I did a double take at my inbox alerts this morning as things have been rather quiet of late in the Pharma and Biotech world. You can read the financial aspects of the deal in Celgene's press release.
While the timing might be a little bit of a surprise, the strategic acquisition is not and makes a lot of commercial sense for Celgene. There are a number of reasons for my thinking here:
- It continues to build out of hematology with the beginnings of a solid tumour franchise since Abraxane is approved for breast cancer and has trials ongoing in pancreatic, lung, melanoma and bladder cancers.
- The patent life for Abraxane is something like 2023, much longer than lenalidomide (Revlimid) and with few near term opportunities in the oncology pipeline, this adds extra protection.
- Abraxane, while more expensive than generic paclitaxel, has probably been underfunded in clinical development and marketing efforts to date, so Celgene's thorough and aggressive approach may well kick start things, especially as they have cash to do so.
- Buying Abraxis gives them access to nanotechnology, which I think will become more important in the future as an improved drug delivery system.
Late last year, while at the AACR Molecular Targets meeting in Boston, I wrote about nanoparticle technology and how it appears to offer a chance of improved outcomes in pancreatic cancer using Abraxane. The concept described by the researchers at Mass General was solid and promising, as was the early phase I data. Sometimes, it's not just about drug A being better or more potent than drug B, but the science and thinking behind solving a problem is elegant and well thought out. This was one of those cases. A couple of Phase II trials have so far yielded early but promising results in a devastating disease. The latest results, reported by the Abraxis in May this year, look encouraging so far.

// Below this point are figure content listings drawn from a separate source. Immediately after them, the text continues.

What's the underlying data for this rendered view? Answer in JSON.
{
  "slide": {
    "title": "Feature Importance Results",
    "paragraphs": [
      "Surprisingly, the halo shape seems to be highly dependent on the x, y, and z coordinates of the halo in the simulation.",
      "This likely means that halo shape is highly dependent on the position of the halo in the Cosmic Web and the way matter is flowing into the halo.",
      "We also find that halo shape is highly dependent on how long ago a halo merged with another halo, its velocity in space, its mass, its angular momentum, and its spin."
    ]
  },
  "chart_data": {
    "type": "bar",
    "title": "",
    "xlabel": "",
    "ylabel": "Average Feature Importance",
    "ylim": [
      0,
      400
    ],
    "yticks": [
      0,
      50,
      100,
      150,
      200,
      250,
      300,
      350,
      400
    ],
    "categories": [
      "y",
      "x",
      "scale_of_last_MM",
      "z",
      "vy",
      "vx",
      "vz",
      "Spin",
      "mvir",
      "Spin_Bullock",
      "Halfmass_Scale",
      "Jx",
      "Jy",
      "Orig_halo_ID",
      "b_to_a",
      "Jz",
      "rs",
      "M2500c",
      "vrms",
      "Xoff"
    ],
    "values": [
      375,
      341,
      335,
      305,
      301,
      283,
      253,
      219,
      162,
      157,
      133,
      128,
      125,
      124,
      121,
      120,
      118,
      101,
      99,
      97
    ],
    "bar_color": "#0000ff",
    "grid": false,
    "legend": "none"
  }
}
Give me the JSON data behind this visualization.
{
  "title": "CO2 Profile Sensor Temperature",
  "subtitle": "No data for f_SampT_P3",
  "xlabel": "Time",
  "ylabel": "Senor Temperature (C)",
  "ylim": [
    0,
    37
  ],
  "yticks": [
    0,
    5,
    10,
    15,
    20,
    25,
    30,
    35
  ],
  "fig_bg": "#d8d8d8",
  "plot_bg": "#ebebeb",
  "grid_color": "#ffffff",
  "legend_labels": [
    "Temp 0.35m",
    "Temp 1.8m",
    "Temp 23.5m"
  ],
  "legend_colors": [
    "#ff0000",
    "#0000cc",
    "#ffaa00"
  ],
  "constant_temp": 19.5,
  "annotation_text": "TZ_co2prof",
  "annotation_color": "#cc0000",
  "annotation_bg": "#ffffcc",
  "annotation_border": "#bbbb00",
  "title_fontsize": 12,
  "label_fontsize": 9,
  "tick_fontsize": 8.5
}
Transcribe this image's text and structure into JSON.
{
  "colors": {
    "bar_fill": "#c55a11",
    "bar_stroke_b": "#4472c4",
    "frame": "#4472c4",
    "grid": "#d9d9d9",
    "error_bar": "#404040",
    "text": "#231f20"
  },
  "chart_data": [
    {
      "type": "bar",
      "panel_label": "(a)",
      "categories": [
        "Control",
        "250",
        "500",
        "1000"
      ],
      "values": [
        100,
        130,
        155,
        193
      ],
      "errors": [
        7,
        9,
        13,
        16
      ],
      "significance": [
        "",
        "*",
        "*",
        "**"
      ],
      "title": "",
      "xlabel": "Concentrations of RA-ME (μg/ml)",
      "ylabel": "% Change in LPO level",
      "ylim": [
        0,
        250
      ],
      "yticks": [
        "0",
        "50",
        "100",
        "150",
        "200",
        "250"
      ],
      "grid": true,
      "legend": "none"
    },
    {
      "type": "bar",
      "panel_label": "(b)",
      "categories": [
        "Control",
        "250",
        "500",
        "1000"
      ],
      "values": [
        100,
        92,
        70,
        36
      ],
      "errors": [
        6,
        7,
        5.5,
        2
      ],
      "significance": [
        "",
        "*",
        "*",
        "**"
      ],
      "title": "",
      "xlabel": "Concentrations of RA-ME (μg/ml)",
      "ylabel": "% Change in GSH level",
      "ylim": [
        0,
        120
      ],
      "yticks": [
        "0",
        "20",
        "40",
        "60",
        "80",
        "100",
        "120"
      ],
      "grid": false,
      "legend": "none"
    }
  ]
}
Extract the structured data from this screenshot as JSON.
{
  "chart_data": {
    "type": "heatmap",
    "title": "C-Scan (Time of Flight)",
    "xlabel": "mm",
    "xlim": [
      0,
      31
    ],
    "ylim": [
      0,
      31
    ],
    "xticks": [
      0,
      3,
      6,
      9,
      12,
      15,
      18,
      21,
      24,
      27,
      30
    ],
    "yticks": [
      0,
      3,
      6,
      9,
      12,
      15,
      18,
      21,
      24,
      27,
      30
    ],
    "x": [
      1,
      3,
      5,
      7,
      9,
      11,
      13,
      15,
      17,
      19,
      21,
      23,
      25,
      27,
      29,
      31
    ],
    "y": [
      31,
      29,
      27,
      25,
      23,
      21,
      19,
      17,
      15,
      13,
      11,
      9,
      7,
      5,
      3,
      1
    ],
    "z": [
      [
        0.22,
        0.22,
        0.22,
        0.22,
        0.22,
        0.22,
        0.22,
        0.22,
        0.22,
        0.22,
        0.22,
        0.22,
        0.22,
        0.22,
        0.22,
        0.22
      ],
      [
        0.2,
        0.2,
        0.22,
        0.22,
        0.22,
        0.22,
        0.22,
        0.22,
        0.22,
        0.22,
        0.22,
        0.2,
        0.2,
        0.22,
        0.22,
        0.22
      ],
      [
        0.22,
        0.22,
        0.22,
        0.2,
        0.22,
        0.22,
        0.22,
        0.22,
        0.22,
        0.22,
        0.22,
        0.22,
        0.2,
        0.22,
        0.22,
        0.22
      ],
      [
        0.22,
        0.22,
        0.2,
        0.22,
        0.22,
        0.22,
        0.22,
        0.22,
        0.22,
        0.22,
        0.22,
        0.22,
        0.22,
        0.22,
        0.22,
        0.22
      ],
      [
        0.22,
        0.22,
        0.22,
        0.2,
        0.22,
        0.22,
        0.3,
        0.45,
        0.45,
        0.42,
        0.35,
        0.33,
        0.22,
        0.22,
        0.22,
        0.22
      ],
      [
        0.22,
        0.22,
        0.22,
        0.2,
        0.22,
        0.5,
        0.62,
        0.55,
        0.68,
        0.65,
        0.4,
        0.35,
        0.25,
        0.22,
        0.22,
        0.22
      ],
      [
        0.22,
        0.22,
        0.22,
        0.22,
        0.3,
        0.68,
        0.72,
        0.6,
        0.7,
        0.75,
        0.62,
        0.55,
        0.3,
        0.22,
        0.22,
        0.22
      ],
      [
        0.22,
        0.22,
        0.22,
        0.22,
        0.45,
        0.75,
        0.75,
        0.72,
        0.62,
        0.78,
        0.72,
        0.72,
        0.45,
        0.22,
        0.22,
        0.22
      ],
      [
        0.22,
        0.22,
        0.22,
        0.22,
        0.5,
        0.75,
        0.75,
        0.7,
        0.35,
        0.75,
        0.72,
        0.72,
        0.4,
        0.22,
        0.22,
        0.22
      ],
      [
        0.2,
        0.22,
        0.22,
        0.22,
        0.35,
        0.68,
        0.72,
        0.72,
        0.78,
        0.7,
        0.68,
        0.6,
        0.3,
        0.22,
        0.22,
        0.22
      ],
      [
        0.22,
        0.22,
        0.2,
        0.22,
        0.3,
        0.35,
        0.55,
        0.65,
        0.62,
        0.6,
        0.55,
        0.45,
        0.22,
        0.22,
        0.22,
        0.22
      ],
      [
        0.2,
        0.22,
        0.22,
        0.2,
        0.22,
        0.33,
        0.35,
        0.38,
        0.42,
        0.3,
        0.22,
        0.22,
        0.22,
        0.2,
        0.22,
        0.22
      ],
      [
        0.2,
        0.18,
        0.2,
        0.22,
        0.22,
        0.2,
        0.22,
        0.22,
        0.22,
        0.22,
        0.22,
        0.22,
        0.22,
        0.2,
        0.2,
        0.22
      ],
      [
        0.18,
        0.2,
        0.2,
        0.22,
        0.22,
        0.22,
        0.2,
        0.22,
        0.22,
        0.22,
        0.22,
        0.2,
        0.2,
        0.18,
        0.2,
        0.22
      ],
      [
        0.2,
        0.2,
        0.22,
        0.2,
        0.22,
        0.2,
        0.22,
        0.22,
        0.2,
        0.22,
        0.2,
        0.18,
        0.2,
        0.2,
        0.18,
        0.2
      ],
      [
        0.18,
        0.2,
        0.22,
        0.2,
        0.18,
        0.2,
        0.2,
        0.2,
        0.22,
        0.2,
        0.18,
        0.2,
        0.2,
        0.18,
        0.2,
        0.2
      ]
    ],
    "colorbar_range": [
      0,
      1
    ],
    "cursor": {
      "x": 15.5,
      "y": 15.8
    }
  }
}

Of course, most oncology specialists will know that melanoma, pancreatic and lung cancers as probably three of the four toughest cancers to get positive results in from phase III trials (the fourth is glioblastoma), but if any of them actually pan out with a significant difference in overall survival and FDA approval, then Celgene will have another winner on it's hands. I say 'if' because the road to approval and cancer drug development is littered with promising phase II studies that flopped or were sadly cancelled for futility in phase III.
Time will tell if this was a good acquisition or not, but for now, it's early but promising. That's ultimately both the lure and the heartache that is oncology.
You have to make the big plays to win.